American audio equipment manufacturer Bose is pondering the concept of wireless earbuds capable of cooling themselves, as indicated by a new patent awarded to the company by the United States Patent and Trademark Office earlier this week. Officially published on Thursday, the patent and its designs seen in the gallery below describe a pair of headphones coming in the form of a fitness-oriented offering made of elastomer, i.e. rubber, filled with materials capable of changing their state of aggregation from solid to liquid and vice versa. The idea is that the solid matter inside the earbuds would turn into liquid once the user's body reaches a certain temperature and the device itself starts heating up so as to stop the change or at least slow down the temperature increase until the earlobe cools down.

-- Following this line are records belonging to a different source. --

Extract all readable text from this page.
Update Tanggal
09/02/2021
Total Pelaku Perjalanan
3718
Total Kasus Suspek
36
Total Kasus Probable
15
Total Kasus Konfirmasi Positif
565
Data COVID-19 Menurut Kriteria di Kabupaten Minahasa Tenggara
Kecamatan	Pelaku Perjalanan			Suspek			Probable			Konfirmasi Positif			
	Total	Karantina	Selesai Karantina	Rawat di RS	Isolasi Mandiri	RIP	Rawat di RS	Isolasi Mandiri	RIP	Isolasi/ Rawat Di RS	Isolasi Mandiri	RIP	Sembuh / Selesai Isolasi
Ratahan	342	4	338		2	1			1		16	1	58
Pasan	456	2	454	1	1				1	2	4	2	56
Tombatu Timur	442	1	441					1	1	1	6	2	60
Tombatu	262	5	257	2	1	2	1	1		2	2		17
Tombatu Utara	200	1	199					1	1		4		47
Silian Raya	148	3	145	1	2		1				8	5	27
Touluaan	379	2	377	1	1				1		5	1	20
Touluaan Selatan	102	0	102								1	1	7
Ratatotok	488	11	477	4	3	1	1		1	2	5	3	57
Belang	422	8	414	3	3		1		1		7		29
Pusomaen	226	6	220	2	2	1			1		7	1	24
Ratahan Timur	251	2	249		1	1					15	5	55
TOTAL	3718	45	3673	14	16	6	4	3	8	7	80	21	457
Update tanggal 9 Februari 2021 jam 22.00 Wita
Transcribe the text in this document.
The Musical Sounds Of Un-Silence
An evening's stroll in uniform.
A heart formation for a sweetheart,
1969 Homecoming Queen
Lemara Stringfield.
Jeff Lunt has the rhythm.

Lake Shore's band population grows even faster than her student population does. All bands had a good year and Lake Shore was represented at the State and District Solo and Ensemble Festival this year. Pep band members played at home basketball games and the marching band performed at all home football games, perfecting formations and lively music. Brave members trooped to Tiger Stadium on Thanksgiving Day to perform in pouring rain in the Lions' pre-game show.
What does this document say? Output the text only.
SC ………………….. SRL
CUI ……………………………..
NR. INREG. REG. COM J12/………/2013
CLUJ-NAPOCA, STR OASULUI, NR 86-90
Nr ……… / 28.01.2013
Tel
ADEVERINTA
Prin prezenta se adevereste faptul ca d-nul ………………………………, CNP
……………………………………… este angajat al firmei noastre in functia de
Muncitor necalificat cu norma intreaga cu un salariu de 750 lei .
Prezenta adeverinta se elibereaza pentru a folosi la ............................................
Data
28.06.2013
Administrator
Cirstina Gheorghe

The materials themselves would be able to change their state of aggregation at specified temperatures, the patent reveals, meaning Bose could deliver a lineup of headphones that have different definitions of overheating and strive to keep themselves below a user-specified temperature level. Both the body and the tip of every earbud would be filled with such shape-shifting matter that would likely come in gel form. Bose appears to have already created a dummy unit of the contraption for the purposes of filing its latest patent with the USPTO, with the creation itself being originally submitted for review in mid-October of 2016. It's presently unclear whether the Framingham, Massachusetts-based firm is still pursuing such solutions with the goal of commercializing them.
The patent was initially filed before Bose entered the truly wireless earbud segment, with the company recently also experimenting with other emerging technologies such as artificial intelligence. The manufacturer's QuietComfort 35 II headphones launched last September hence support the Google Assistant, with the firm already hinting at a continued pursuit of such solutions in the future.